Podemos enumerar algunos quehaceres más urgentes para vivir una fe viva con fuerza real para transformar al hombre y a la sociedad de hoy:
1º. Recuperar el entusiasmo. No podemos conformarnos con mewdianías y mediocridades. En el relativismo que predomina en la cultura actual no encuentra cimientos sólidos para anclar la fidelidad ni se encuentran razones suficientes para trabajar con entusiasmo por Dios y por los hermanos. Hace falta un suplemento de audacia evangélica para pasar del cansancio y la resignación al entusiasmo creativo. Ahora bien, el entusiasmo del que hablamos viene como la etimología de la palabra lo dice (en-theós = tener a Dios dentro), de una vida espiritual intensa. No podemos hablar de Dios con capacidad de convencer a los demás si no hablamos previamente mucho con Dios. Necesitamos recuperar entusiasmo apostólico, convencimiento de la urgencia de anunciar explícitamente a Jesucristo, nuestro ‘tesoro’, nuestra ‘perla preciosa’.

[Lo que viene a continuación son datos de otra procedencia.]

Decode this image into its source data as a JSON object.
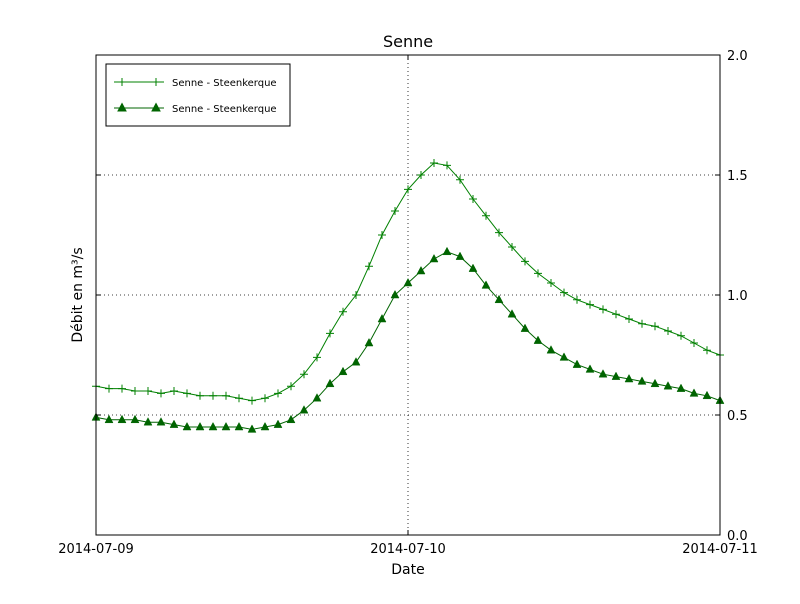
{
  "chart_data": {
    "type": "line",
    "title": "Senne",
    "xlabel": "Date",
    "ylabel": "Débit en m³/s",
    "x_tick_labels": [
      "2014-07-09",
      "2014-07-10",
      "2014-07-11"
    ],
    "y_tick_labels": [
      "0.0",
      "0.5",
      "1.0",
      "1.5",
      "2.0"
    ],
    "ylim": [
      0.0,
      2.0
    ],
    "x_span_hours": 48,
    "grid": true,
    "grid_y_values": [
      0.5,
      1.0,
      1.5
    ],
    "grid_x_hours": [
      24
    ],
    "legend_position": "upper-left",
    "frame_color": "#000000",
    "series": [
      {
        "name": "Senne - Steenkerque",
        "marker": "plus",
        "color": "#008000",
        "x_hours": [
          0,
          1,
          2,
          3,
          4,
          5,
          6,
          7,
          8,
          9,
          10,
          11,
          12,
          13,
          14,
          15,
          16,
          17,
          18,
          19,
          20,
          21,
          22,
          23,
          24,
          25,
          26,
          27,
          28,
          29,
          30,
          31,
          32,
          33,
          34,
          35,
          36,
          37,
          38,
          39,
          40,
          41,
          42,
          43,
          44,
          45,
          46,
          47,
          48
        ],
        "values": [
          0.62,
          0.61,
          0.61,
          0.6,
          0.6,
          0.59,
          0.6,
          0.59,
          0.58,
          0.58,
          0.58,
          0.57,
          0.56,
          0.57,
          0.59,
          0.62,
          0.67,
          0.74,
          0.84,
          0.93,
          1.0,
          1.12,
          1.25,
          1.35,
          1.44,
          1.5,
          1.55,
          1.54,
          1.48,
          1.4,
          1.33,
          1.26,
          1.2,
          1.14,
          1.09,
          1.05,
          1.01,
          0.98,
          0.96,
          0.94,
          0.92,
          0.9,
          0.88,
          0.87,
          0.85,
          0.83,
          0.8,
          0.77,
          0.75
        ]
      },
      {
        "name": "Senne - Steenkerque",
        "marker": "triangle",
        "color": "#006400",
        "x_hours": [
          0,
          1,
          2,
          3,
          4,
          5,
          6,
          7,
          8,
          9,
          10,
          11,
          12,
          13,
          14,
          15,
          16,
          17,
          18,
          19,
          20,
          21,
          22,
          23,
          24,
          25,
          26,
          27,
          28,
          29,
          30,
          31,
          32,
          33,
          34,
          35,
          36,
          37,
          38,
          39,
          40,
          41,
          42,
          43,
          44,
          45,
          46,
          47,
          48
        ],
        "values": [
          0.49,
          0.48,
          0.48,
          0.48,
          0.47,
          0.47,
          0.46,
          0.45,
          0.45,
          0.45,
          0.45,
          0.45,
          0.44,
          0.45,
          0.46,
          0.48,
          0.52,
          0.57,
          0.63,
          0.68,
          0.72,
          0.8,
          0.9,
          1.0,
          1.05,
          1.1,
          1.15,
          1.18,
          1.16,
          1.11,
          1.04,
          0.98,
          0.92,
          0.86,
          0.81,
          0.77,
          0.74,
          0.71,
          0.69,
          0.67,
          0.66,
          0.65,
          0.64,
          0.63,
          0.62,
          0.61,
          0.59,
          0.58,
          0.56
        ]
      }
    ]
  }
}
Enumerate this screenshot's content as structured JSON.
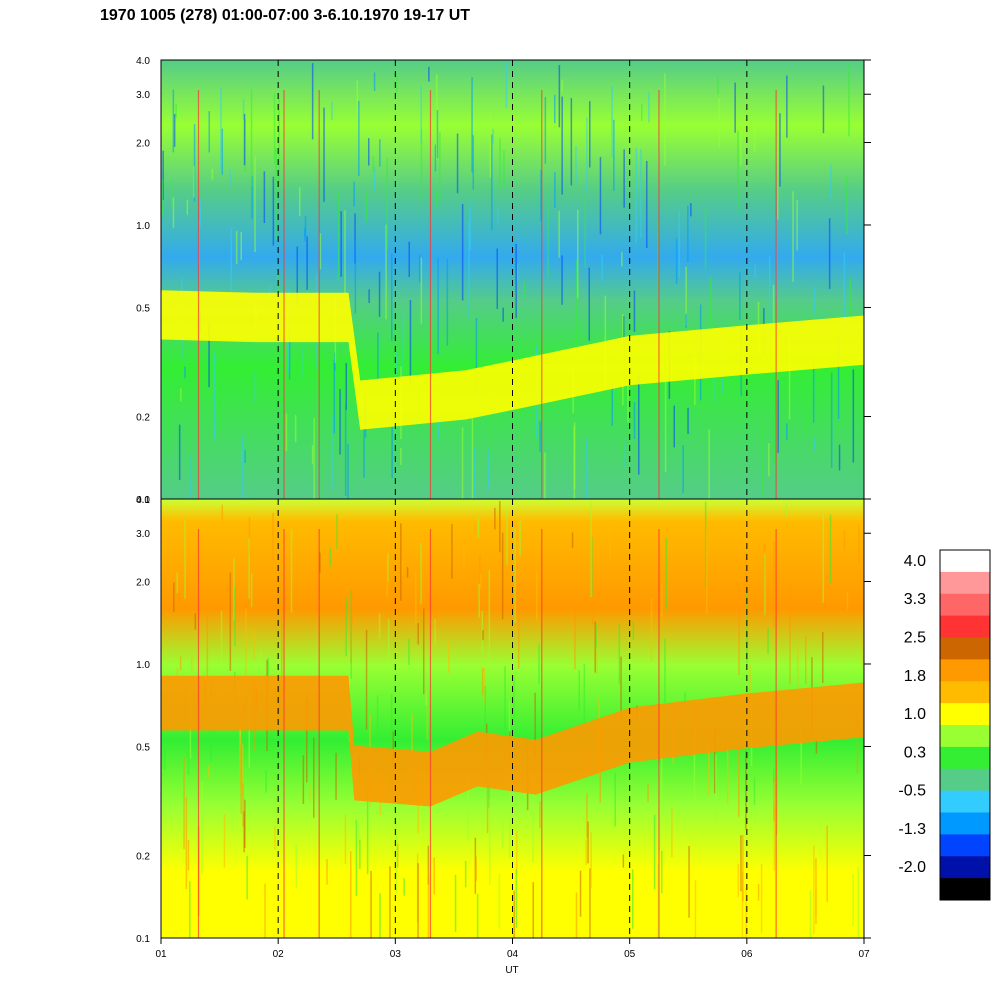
{
  "chart_data": {
    "type": "heatmap",
    "title": "1970 1005 (278) 01:00-07:00 3-6.10.1970  19-17 UT",
    "xlabel": "UT",
    "x_ticks": [
      "01",
      "02",
      "03",
      "04",
      "05",
      "06",
      "07"
    ],
    "x_range": [
      1,
      7
    ],
    "y_scale": "log",
    "colorbar": {
      "levels": [
        4.0,
        3.3,
        2.5,
        1.8,
        1.0,
        0.3,
        -0.5,
        -1.3,
        -2.0
      ],
      "colors": [
        "#ffffff",
        "#ff9999",
        "#ff6666",
        "#ff3333",
        "#cc6600",
        "#ff9900",
        "#ffbb00",
        "#ffff00",
        "#99ff33",
        "#33ee33",
        "#55cc88",
        "#33ccff",
        "#0099ff",
        "#0044ff",
        "#0011aa",
        "#000000"
      ]
    },
    "panels": [
      {
        "ylim": [
          0.1,
          4.0
        ],
        "y_ticks": [
          "0.1",
          "0.2",
          "0.5",
          "1.0",
          "2.0",
          "3.0",
          "4.0"
        ],
        "y_tick_values": [
          0.1,
          0.2,
          0.5,
          1.0,
          2.0,
          3.0,
          4.0
        ],
        "background_level": "green",
        "band": [
          [
            1.0,
            0.47
          ],
          [
            1.8,
            0.46
          ],
          [
            2.6,
            0.46
          ],
          [
            2.7,
            0.22
          ],
          [
            3.6,
            0.24
          ],
          [
            4.0,
            0.26
          ],
          [
            5.0,
            0.32
          ],
          [
            6.0,
            0.35
          ],
          [
            7.0,
            0.38
          ]
        ]
      },
      {
        "ylim": [
          0.1,
          4.0
        ],
        "y_ticks": [
          "0.1",
          "0.2",
          "0.5",
          "1.0",
          "2.0",
          "3.0",
          "4.0"
        ],
        "y_tick_values": [
          0.1,
          0.2,
          0.5,
          1.0,
          2.0,
          3.0,
          4.0
        ],
        "background_level": "yellow-orange",
        "band": [
          [
            1.0,
            0.72
          ],
          [
            2.6,
            0.72
          ],
          [
            2.65,
            0.4
          ],
          [
            3.3,
            0.38
          ],
          [
            3.7,
            0.45
          ],
          [
            4.2,
            0.42
          ],
          [
            5.0,
            0.55
          ],
          [
            6.0,
            0.62
          ],
          [
            7.0,
            0.68
          ]
        ]
      }
    ]
  }
}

2º. Vivir la alegría de la fe. Hemos de vivir el seguimiento de Jesús con gozo, convicción e ilusión. Sólo el encuentro con Jesucristo vivo y resucitado puede colmar nuestros desfondamientos, responder a nuestras incertidumbres, curar nuestras heridas, robustecer nuestra fe, y alentar nuestra esperanza hoy muy probada haciéndonos creíbles mediante el ejercicio de la caridad. "No basta deplorar y denunciar las fealdades del mundo, ha escrito el cardenal Martini. No basta tampoco, en nuestra época desencantada, hablar de injusticia, de deberes, de bien común, de programas pastorales, de exigencias evangélicas. Es preciso hablar con un corazón cargado de amor compasivo, experimentando la caridad que da con alegría y suscita con entusiasmo; es preciso irradiar la belleza de lo que es verdadero y justo en la vida, porque sólo esta belleza arrebata de verdad los corazones y los dirige a Dios. En resumidas cuentas, es necesario hacer comprender lo que Pedro entendió ante Jesús transfigurado: "Señor, qué bien estamos aquí" (Mt 17,4); y lo que Pablo, citando a Isaías (52,7), sentía ante la tarea de anunciar el Evangelio: "¡Qué hermosos son los pies de los que anuncian buenas noticias!" (Rom 10,15)"[2].
3º. Vivir fuertemente la comunión eclesial. A veces algunos medios de comunicación presentan una imagen de la Iglesia superficial, fijada en los aspectos organizativos, sociales, culturales, políticos e ideológicos; en ocasiones es incluso deformada, contrahecha e injusta. La Iglesia es como las vidrieras de una hermosa Catedral. Sólo nos muestran su belleza desde el interior, cuando son iluminadas por el sol. Sólo viendo a la Iglesia a la luz de la fe entendemos lo que verdaderamente es. La Iglesia no es una cárcel, sino un hogar; es una familia de hermanos en la fe, la esperanza y el amor, fermento de paz y de concordia, casa abierta a todos los hombres de cualquier raza, pueblo y cultura. No es una organización de poder, sino una comunidad instrumento de salvación. Su realidad más profunda es que nos anuncia y nos comunica a Jesucristo vivo y resucitado. Ella es una casa habitada por el Espíritu. La Iglesia vive porque Jesucristo está vivo en ella. Por todo esto nuestra comunión con la Iglesia ha de ser cordial y efectiva, respetuosa y, sobre todo, agradecida.
+Manuel Sánchez Monge, Obispo de Mondoñedo-Ferrol
[1] BENEDICTO XVI, Discurso a la Curia Romana, 22.12.2011
[2] C. M. MARTINI, ¿Qué belleza salvará el mundo?, Verbo Divino, Estella 2000, 13-14.